Die Folgen der Abschaffung
Mit der Annahme der Vorlage wird die systemfremde und von vielen als unfair empfundene Eigenmietwertbesteuerung in Gänze beseitigt. In Zukunft wird kein Eigenmietwert für Haupt- und Zweitwohnsitze mehr zu versteuern sein. Schuldzinsenabzüge sind nur noch eingeschränkt möglich (z. B. für neu erworbenes Wohneigentum nur in den ersten zehn Jahren). Vier von fünf Immobilieneigentümern werden von den Änderungen profitieren, in erster Linie ältere Immobilieneigentümer, die diese Steuer zahlen, aber ihre Hypothekenkredite abbezahlt haben und keine großen Renovierungen mehr planen.
Nach Meinung der Befürworter der Abschaffung werden zugleich Fehlanreize zur Verschuldung von Immobilieneigentümern abgebaut.

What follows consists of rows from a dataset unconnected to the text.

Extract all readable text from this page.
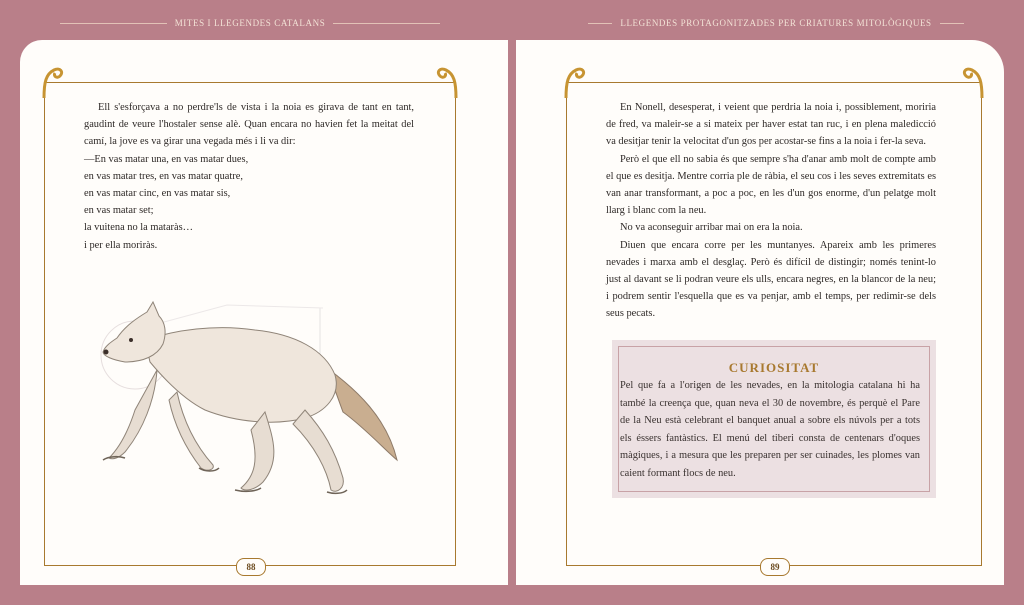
MITES I LLEGENDES CATALANS	LLEGENDES PROTAGONITZADES PER CRIATURES MITOLÒGIQUES

Ell s'esforçava a no perdre'ls de vista i la noia es girava de tant en tant, gaudint de veure l'hostaler sense alè. Quan encara no havien fet la meitat del camí, la jove es va girar una vegada més i li va dir:

—En vas matar una, en vas matar dues,
en vas matar tres, en vas matar quatre,
en vas matar cinc, en vas matar sis,
en vas matar set;
la vuitena no la mataràs…
i per ella moriràs.

En Nonell, desesperat, i veient que perdria la noia i, possiblement, moriria de fred, va maleir-se a si mateix per haver estat tan ruc, i en plena maledicció va desitjar tenir la velocitat d'un gos per acostar-se fins a la noia i fer-la seva.

Però el que ell no sabia és que sempre s'ha d'anar amb molt de compte amb el que es desitja. Mentre corria ple de ràbia, el seu cos i les seves extremitats es van anar transformant, a poc a poc, en les d'un gos enorme, d'un pelatge molt llarg i blanc com la neu.

No va aconseguir arribar mai on era la noia.

Diuen que encara corre per les muntanyes. Apareix amb les primeres nevades i marxa amb el desglaç. Però és difícil de distingir; només tenint-lo just al davant se li podran veure els ulls, encara negres, en la blancor de la neu; i podrem sentir l'esquella que es va penjar, amb el temps, per redimir-se dels seus pecats.

CURIOSITAT

Pel que fa a l'origen de les nevades, en la mitologia catalana hi ha també la creença que, quan neva el 30 de novembre, és perquè el Pare de la Neu està celebrant el banquet anual a sobre els núvols per a tots els éssers fantàstics. El menú del tiberi consta de centenars d'oques màgiques, i a mesura que les preparen per ser cuinades, les plomes van caient formant flocs de neu.

88	89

Die Bauwirtschaft äußerte dagegen die Befürchtung, es könnte zu einem Einbruch bei Sanierungen und Klimaschutzmaßnahmen kommen. Unbestreitbar ist auch, können keine Abzüge mehr geltend gemacht werden, bedarf es keiner Rechnungen mehr; damit steigt der Anreiz für Schwarzarbeit – gerade durch Handwerker aus dem Ausland, heißt es.
Für Mieter hat die Reform keine direkten Auswirkungen; sie sind aber von den Folgen der Steuermindereinnahmen mitbetroffen bzw. sie werden an deren Kompensation beteiligt. Absehbar gehen so jährlich 1,8 Mrd. CHF Steuern (ca. 2 Mrd. €) verloren.

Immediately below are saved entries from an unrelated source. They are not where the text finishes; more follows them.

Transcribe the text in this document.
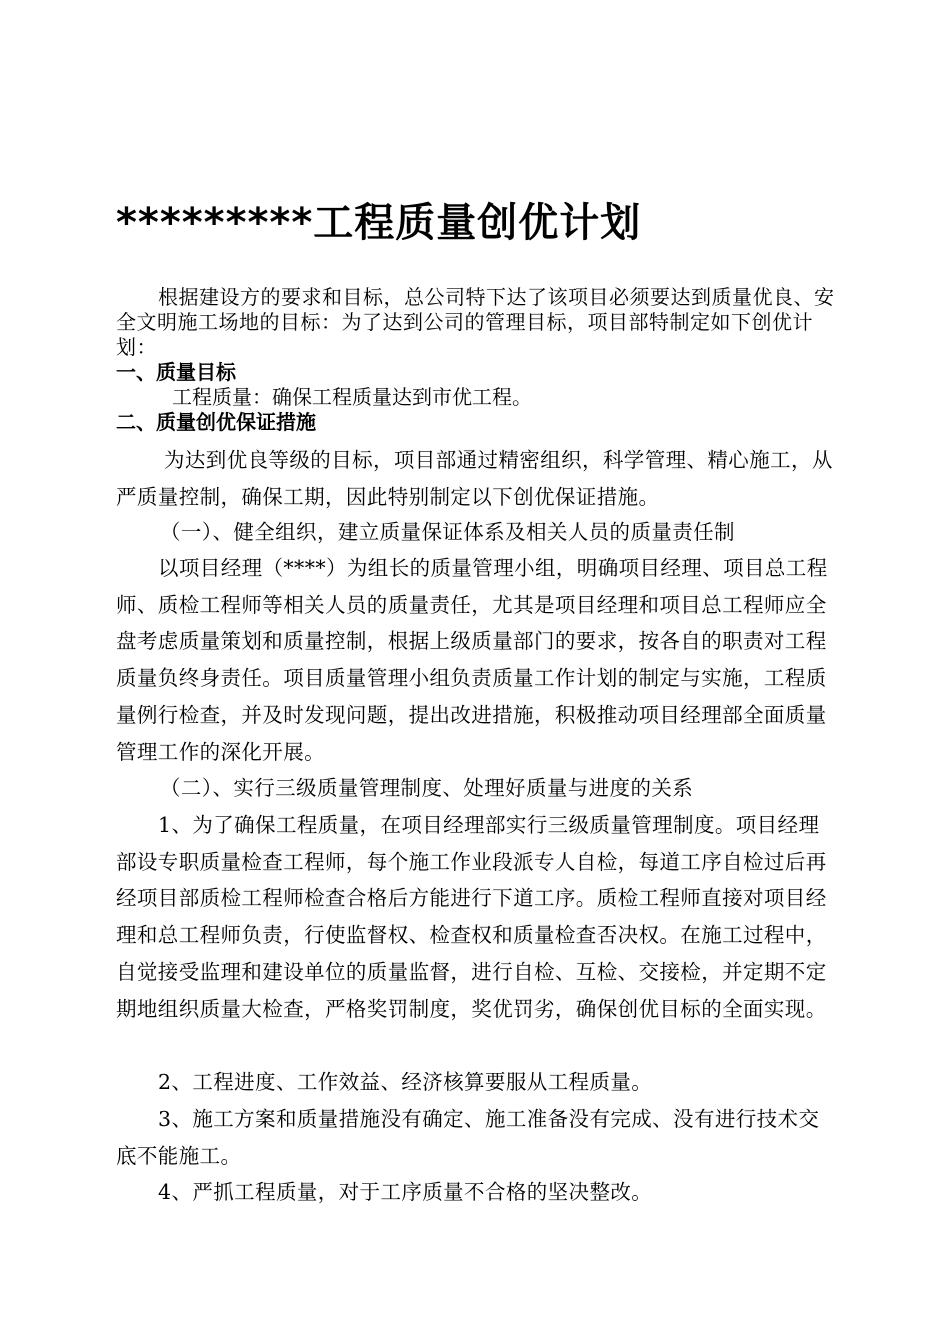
*********工程质量创优计划
根据建设方的要求和目标，总公司特下达了该项目必须要达到质量优良、安全文明施工场地的目标：为了达到公司的管理目标，项目部特制定如下创优计划：
一、质量目标
工程质量：确保工程质量达到市优工程。
二、质量创优保证措施
为达到优良等级的目标，项目部通过精密组织，科学管理、精心施工，从严质量控制，确保工期，因此特别制定以下创优保证措施。
（一）、健全组织，建立质量保证体系及相关人员的质量责任制
以项目经理（****）为组长的质量管理小组，明确项目经理、项目总工程师、质检工程师等相关人员的质量责任，尤其是项目经理和项目总工程师应全盘考虑质量策划和质量控制，根据上级质量部门的要求，按各自的职责对工程质量负终身责任。项目质量管理小组负责质量工作计划的制定与实施，工程质量例行检查，并及时发现问题，提出改进措施，积极推动项目经理部全面质量管理工作的深化开展。
（二）、实行三级质量管理制度、处理好质量与进度的关系
1、为了确保工程质量，在项目经理部实行三级质量管理制度。项目经理部设专职质量检查工程师，每个施工作业段派专人自检，每道工序自检过后再经项目部质检工程师检查合格后方能进行下道工序。质检工程师直接对项目经理和总工程师负责，行使监督权、检查权和质量检查否决权。在施工过程中，自觉接受监理和建设单位的质量监督，进行自检、互检、交接检，并定期不定期地组织质量大检查，严格奖罚制度，奖优罚劣，确保创优目标的全面实现。
2、工程进度、工作效益、经济核算要服从工程质量。
3、施工方案和质量措施没有确定、施工准备没有完成、没有进行技术交底不能施工。
4、严抓工程质量，对于工序质量不合格的坚决整改。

Darum wurde gleichzeitig mit dem Referendum über eine „Liegenschaftsteuer auf Zweitwohnsitze“ abgestimmt. Die Kantone erhalten damit zusätzliche Kompetenzen: Sie können selbst entscheiden, ob sie eine kantonale Objektsteuer auf selbstgenutzte Zweitwohnungen einführen. Besitzer von Ferienobjekten unterliegen dann (weiterhin) mit ihrem Zweitwohnsitz nicht nur der normalen Vermögenssteuer, sondern einer zusätzlichen Steuer. Es ist absehbar, dass in kleineren alpinen Gemeinden der Druck auf eine zusätzliche Steuer für Zweitwohnungen groß sein wird. Die Kantone dürfen außerdem Steuerabzüge für Sanierungen und Energiesparmaßnahmen regional fortführen. Vielleicht werden sie diese Hilfen sogar ausbauen.
Steuerstandort Schweiz
Und was gilt sonst für die Schweiz? Die Löhne sind hoch, die Steuern und Abgaben sind erträglich. Die Schweiz bietet durch ihre kantonalen Unterschiede und ihre internationale Offenheit viele Möglichkeiten zur steuerlichen Optimierung.